The solution: construct a Markov chain whose stationary distribution is π. Run the chain long enough to mix; the samples approximate π.

Metropolis-Hastings Algorithm

Start at some point x₀
Propose a new point x’ from a proposal distribution q(x’|x)

Compute acceptance ratio:

α = min(1, π(x')q(x|x') / π(x)q(x'|x))

Accept x’ with probability α; otherwise stay at x
Repeat

The chain visits states in proportion to π — it spends more time in high-probability regions. After a burn-in period (discarding early samples), the chain is effectively sampling from π.

Gibbs Sampling

A special case for multivariate distributions. Sample each variable in turn from its conditional distribution, given current values of all others.

For (x, y) ~ π(x, y):
x_new ~ π(x | y_current)
y_new ~ π(y | x_new)

If conditional distributions are easy to sample from (which they often are), Gibbs sampling is efficient even when the joint distribution is complex.

Used in: Bayesian hierarchical models, topic modelling (LDA), image segmentation, genetics.

Monte Carlo Tree Search (MCTS)

A decision-making algorithm for sequential choices — famously used in game AI.

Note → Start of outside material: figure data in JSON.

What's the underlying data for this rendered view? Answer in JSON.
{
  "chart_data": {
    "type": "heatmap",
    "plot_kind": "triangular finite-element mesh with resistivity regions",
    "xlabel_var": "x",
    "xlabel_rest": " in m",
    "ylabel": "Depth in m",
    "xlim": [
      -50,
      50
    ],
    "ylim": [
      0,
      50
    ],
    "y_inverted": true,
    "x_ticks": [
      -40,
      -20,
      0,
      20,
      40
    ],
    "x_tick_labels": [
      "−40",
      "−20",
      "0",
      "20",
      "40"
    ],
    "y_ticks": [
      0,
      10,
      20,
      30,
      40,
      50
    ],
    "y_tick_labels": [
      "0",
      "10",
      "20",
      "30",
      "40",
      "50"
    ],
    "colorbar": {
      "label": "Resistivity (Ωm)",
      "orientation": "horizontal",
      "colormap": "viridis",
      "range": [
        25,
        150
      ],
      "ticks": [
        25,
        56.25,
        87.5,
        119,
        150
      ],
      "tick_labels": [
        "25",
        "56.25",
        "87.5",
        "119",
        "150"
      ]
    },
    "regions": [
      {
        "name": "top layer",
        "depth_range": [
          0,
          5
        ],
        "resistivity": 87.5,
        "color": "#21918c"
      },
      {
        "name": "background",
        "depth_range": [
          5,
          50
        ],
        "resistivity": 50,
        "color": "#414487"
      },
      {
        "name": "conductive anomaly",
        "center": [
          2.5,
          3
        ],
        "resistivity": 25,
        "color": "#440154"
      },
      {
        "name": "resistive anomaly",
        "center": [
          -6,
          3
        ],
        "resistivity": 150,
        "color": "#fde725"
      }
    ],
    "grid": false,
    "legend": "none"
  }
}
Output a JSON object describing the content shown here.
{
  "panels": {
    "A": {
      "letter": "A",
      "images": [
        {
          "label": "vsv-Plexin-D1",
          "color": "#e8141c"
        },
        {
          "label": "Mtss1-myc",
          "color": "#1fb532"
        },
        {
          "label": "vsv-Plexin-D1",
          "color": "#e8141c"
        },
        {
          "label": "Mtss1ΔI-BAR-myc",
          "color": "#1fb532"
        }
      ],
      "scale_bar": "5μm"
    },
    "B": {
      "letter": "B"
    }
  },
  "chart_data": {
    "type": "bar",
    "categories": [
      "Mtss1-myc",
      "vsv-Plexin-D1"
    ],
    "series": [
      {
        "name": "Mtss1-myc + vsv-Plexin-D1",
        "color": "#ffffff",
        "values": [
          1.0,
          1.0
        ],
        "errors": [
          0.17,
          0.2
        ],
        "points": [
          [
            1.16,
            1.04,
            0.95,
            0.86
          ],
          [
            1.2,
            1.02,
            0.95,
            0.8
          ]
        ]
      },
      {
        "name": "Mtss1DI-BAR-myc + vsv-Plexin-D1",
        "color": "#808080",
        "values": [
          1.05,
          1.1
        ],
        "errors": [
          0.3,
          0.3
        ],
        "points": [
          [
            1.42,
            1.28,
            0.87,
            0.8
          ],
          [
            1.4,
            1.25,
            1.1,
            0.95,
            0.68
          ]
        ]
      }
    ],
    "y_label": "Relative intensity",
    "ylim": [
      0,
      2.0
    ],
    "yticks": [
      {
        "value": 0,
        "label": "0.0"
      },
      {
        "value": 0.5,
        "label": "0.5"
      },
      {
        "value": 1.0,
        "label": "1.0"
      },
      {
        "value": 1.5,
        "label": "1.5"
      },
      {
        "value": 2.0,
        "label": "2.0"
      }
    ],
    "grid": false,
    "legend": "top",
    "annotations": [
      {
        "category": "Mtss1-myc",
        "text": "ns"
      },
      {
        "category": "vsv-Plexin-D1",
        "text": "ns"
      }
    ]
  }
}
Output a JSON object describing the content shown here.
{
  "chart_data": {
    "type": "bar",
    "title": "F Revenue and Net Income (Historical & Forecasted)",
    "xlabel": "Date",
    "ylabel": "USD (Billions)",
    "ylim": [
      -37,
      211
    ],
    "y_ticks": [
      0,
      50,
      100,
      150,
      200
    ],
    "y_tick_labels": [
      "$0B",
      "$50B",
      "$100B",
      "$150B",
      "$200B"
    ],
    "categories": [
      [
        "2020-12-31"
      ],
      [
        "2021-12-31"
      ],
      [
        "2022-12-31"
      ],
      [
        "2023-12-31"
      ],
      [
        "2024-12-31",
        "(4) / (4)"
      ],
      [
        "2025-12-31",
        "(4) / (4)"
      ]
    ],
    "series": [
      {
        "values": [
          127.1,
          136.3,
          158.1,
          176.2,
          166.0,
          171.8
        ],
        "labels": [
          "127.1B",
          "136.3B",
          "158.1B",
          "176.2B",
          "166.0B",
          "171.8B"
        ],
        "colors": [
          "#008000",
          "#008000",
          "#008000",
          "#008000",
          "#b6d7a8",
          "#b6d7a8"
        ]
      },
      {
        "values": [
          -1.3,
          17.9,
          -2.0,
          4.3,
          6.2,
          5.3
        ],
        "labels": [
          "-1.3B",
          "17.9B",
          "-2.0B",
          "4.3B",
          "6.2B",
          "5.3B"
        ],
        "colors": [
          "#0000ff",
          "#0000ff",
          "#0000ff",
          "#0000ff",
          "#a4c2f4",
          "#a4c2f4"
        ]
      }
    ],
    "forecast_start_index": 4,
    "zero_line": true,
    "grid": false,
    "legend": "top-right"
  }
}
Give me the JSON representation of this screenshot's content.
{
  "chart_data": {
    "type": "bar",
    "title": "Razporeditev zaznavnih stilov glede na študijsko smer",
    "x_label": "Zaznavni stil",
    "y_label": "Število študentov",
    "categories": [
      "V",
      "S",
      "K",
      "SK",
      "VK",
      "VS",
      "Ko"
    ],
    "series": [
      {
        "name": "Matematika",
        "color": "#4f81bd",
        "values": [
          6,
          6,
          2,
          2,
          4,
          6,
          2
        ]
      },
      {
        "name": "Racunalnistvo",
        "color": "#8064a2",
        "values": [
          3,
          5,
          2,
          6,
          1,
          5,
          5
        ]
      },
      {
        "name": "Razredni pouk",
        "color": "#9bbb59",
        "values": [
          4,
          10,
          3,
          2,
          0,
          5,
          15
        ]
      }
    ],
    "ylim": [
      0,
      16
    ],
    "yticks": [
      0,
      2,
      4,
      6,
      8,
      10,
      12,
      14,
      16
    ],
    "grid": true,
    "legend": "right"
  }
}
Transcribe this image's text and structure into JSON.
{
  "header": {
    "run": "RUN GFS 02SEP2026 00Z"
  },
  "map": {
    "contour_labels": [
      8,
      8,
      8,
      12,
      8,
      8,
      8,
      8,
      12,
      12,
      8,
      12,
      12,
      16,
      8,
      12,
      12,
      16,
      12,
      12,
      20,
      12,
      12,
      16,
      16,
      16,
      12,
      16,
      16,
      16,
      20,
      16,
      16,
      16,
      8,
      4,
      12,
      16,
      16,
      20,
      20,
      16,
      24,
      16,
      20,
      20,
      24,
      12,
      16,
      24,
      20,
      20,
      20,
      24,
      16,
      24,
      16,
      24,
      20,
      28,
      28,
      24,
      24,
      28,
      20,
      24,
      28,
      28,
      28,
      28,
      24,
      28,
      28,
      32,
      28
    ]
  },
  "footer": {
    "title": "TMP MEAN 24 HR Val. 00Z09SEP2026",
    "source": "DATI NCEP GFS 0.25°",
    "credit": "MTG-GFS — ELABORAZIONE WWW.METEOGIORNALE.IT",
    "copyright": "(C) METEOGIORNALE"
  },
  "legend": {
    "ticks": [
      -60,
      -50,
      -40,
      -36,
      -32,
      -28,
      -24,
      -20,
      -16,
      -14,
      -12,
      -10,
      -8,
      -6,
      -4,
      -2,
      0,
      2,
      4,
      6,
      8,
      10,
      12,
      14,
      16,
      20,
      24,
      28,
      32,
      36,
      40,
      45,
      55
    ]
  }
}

Selection: traverse the tree using a policy that balances exploration and exploitation (UCB1: select child maximising Q + C√(ln N/n))
Expansion: add a new child node
Simulation: play out randomly from the new node to a terminal state
Backpropagation: update win counts back up the tree

Repeat many times. The most-visited child is the best move.

AlphaGo combined MCTS with neural networks — the networks guided which moves to explore, making the simulation far more efficient than pure random play. AlphaZero extended this to chess and shogi with no human knowledge except the rules.

The Law of Large Numbers and Convergence

Why Monte Carlo works:

Law of Large Numbers: as n → ∞, the sample mean converges to the true expectation:

(1/n) Σ f(xᵢ) → E[f(X)]

Central Limit Theorem: the error in the Monte Carlo estimate is approximately normal:

Error ~ N(0, σ²/n)

Standard error = σ/√n, where σ is the standard deviation of f(X).

Convergence rate: to halve the error, you need 4× more samples. To gain one decimal place, 100× more samples. This 1/√n rate is slow — but it doesn’t depend on the dimension of the problem, which is why Monte Carlo dominates in high dimensions.

When to Use Monte Carlo

Situation	Why Monte Carlo
High-dimensional integrals	Convergence rate independent of dimension
Complex posteriors (Bayesian)	MCMC samples from intractable distributions
Stochastic systems	Simulation captures randomness directly
No closed-form solution	Random sampling sidesteps the need for one
Rare event estimation	Importance sampling focuses samples where they matter

The tradeoff: Monte Carlo is approximate, requires many samples, and has random error. But for problems where exact methods fail or don’t exist, it’s often the only practical approach — which is why it’s been indispensable since Los Alamos.